The Queen’s Speech promised a Bill on the long-term plan, which I suppose is really a cover for getting rid of the calamitous Health and Social Care Act 2012. Any of us should welcome that, but the problem is that it does not answer the much more substantive question of how we will fund and develop a sustainable health and social care system over the next three decades.

The NHS has done wonderfully well in meeting many of the challenges it has faced over the last nearly 70 years or so, but no one can be in any doubt that, with the growing number of older people with comorbidities and the kind of good pressure that new technology and invention bring, the health service is struggling hugely. The CQC’s annual State of Care report, published only last week, shows that there is huge pressure on all health and care services. Waiting times for treatments are going up, and I fear that we will return to the bad old pre-1997 days unless we take decisive action. We have the wholly unstable adult social care market, which noble Lords have already referred to, and there seems to be general agreement that about 1.4 million people who ought to be receiving care at the moment are not.

The question is how we will respond to this issue. The Government’s immediate response is their own long-term plan, a new five-year settlement of around 3.4% growth per annum. That is of course welcome, in contrast to the years of austerity; when the demand was going up, adult social care was being reduced in real terms and for five years the health service received its lowest ever funding level since its foundation. Obviously, 3.4% real-terms growth is a great improvement on that. The problem, as anyone reading the IFS report on public finance going ahead will know, is that this is a temporary blip—we will return to austerity.
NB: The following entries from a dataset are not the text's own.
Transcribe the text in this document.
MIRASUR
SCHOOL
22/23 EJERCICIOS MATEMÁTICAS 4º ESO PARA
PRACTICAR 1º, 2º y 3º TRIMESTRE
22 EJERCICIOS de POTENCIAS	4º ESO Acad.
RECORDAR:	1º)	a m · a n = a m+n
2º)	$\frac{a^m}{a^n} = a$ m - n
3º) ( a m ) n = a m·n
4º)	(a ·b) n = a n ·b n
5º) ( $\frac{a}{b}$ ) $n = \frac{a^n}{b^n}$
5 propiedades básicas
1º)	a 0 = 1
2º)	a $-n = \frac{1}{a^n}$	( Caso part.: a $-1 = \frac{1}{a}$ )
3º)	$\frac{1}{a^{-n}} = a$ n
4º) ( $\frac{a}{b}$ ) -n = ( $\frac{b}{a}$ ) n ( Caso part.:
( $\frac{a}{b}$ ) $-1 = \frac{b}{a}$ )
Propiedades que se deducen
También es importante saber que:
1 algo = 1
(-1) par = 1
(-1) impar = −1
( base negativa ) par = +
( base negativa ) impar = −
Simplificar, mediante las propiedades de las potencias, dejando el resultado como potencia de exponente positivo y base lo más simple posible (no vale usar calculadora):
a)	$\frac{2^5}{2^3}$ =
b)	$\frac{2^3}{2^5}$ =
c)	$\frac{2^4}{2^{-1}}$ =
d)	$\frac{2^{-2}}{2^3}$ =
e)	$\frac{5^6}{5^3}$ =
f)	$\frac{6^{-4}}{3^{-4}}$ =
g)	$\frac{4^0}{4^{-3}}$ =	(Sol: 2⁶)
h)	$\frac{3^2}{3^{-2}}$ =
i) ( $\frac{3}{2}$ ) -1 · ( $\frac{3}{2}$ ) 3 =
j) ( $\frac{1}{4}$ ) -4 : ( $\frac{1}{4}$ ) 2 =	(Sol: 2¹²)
The report of the Long-Term Sustainability of the NHS Committee, excellently chaired by the noble Lord, Lord Patel, was very clear that we cannot go on having this short-term upfunding followed by reductions without any serious attempt to solve the real problem of funding health and social care over the next 20 or 30 years. There are no easy answers: it is pretty clear that the public and the political class as a whole will not see any change in the basic premise of a publicly funded service free at the point of use as far the NHS is concerned; it is also clear that public opinion does not favour any increase in charges. One way or another we have to persuade the public to pay more money through taxes to get us back to a sustainable growth figure.
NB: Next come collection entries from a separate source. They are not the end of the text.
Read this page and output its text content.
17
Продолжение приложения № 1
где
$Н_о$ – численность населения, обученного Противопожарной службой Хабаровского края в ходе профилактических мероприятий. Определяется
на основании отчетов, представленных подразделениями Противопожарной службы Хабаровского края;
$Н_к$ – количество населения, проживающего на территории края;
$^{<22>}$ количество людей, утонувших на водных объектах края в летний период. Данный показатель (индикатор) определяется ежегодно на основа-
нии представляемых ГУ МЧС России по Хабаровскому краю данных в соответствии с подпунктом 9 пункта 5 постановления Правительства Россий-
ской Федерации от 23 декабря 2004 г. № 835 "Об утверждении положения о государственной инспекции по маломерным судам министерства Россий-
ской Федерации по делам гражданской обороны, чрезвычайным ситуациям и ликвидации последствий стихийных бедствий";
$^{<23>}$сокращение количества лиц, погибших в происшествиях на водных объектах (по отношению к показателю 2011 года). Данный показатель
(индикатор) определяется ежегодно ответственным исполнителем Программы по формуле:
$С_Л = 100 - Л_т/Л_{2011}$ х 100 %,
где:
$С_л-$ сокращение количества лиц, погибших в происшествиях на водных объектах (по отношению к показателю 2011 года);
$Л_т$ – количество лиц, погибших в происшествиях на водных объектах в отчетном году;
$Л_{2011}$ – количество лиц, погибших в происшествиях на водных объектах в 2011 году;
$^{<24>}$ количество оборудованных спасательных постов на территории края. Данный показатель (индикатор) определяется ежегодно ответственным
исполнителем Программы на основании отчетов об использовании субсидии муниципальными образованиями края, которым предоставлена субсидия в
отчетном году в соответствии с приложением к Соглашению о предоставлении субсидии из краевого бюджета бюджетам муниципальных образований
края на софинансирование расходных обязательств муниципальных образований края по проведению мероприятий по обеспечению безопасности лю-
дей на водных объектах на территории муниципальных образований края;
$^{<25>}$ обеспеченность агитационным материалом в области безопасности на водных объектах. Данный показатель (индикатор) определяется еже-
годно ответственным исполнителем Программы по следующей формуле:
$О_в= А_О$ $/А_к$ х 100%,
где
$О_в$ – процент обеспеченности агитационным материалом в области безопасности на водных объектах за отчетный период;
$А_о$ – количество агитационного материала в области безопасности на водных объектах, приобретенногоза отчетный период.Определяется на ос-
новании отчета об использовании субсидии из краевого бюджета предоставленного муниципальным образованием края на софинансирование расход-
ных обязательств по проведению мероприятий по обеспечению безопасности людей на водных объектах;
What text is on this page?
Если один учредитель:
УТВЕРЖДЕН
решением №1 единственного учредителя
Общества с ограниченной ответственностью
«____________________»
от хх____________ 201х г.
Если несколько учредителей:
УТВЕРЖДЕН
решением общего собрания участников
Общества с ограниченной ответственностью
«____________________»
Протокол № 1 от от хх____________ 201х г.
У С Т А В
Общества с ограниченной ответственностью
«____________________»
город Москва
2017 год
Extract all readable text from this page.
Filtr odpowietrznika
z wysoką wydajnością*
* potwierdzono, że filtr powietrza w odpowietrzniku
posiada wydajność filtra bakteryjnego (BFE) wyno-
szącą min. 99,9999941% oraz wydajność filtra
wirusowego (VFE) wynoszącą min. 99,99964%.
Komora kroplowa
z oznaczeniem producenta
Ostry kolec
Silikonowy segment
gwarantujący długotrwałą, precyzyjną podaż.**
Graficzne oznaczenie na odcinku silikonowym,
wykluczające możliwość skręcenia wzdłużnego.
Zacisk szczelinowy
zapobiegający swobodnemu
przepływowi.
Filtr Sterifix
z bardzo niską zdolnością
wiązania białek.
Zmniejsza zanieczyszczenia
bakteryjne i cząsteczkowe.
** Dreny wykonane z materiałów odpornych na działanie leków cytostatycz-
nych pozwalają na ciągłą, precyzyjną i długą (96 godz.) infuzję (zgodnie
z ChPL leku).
The only possible way that we can do this is through some kind of hypothecated health and social care tax. It is probably not popular with the Treasury, or with many noble Lords. National insurance is the obvious way to do it; the UK take for national insurance roughly equals the amount we spend on health and social care in England, so it is probably the easiest way to do it. There would have to be changes—as my noble friend reminded me just now, the fact that many of us do not pay national insurance any more while still earning is clearly unacceptable. However, we have to think radically about whether we seriously want to go on funding our health service and whether we want a sustainable, excellent health service.
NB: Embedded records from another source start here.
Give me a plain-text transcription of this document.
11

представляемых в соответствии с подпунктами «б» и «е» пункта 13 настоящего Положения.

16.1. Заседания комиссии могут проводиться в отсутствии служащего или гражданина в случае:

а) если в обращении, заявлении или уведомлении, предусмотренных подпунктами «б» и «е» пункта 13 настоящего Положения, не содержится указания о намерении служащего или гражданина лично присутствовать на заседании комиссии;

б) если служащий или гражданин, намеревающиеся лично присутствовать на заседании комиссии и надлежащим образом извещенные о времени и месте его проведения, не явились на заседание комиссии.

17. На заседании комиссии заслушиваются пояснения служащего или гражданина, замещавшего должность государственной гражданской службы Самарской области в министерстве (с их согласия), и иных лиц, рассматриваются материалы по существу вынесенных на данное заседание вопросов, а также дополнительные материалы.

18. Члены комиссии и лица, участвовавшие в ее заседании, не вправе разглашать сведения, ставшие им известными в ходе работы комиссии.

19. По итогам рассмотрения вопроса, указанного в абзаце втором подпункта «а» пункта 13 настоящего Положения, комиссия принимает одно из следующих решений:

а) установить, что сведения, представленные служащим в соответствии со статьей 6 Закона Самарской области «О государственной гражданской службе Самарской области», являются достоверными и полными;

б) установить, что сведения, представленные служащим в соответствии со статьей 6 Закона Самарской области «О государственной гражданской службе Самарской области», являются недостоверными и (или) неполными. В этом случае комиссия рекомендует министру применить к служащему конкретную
The committee of the noble Lord, Lord Patel, did not quite recommend a hypothecated tax, although I think that perhaps it was trying to get there. However, it recommended that we set up an OBR for health and social care as well. That is an excellent idea: an independent body giving advice on the long-term funding needs of the health and social care system, alongside workforce projections and demographic challenges. If you put the two together, that would be about the only hope we have of maintaining an excellent health and social care system in the future. The alternative is a long period of austerity with a little bit of growth, no certainty and a continuation of some of the pressures we see at the moment.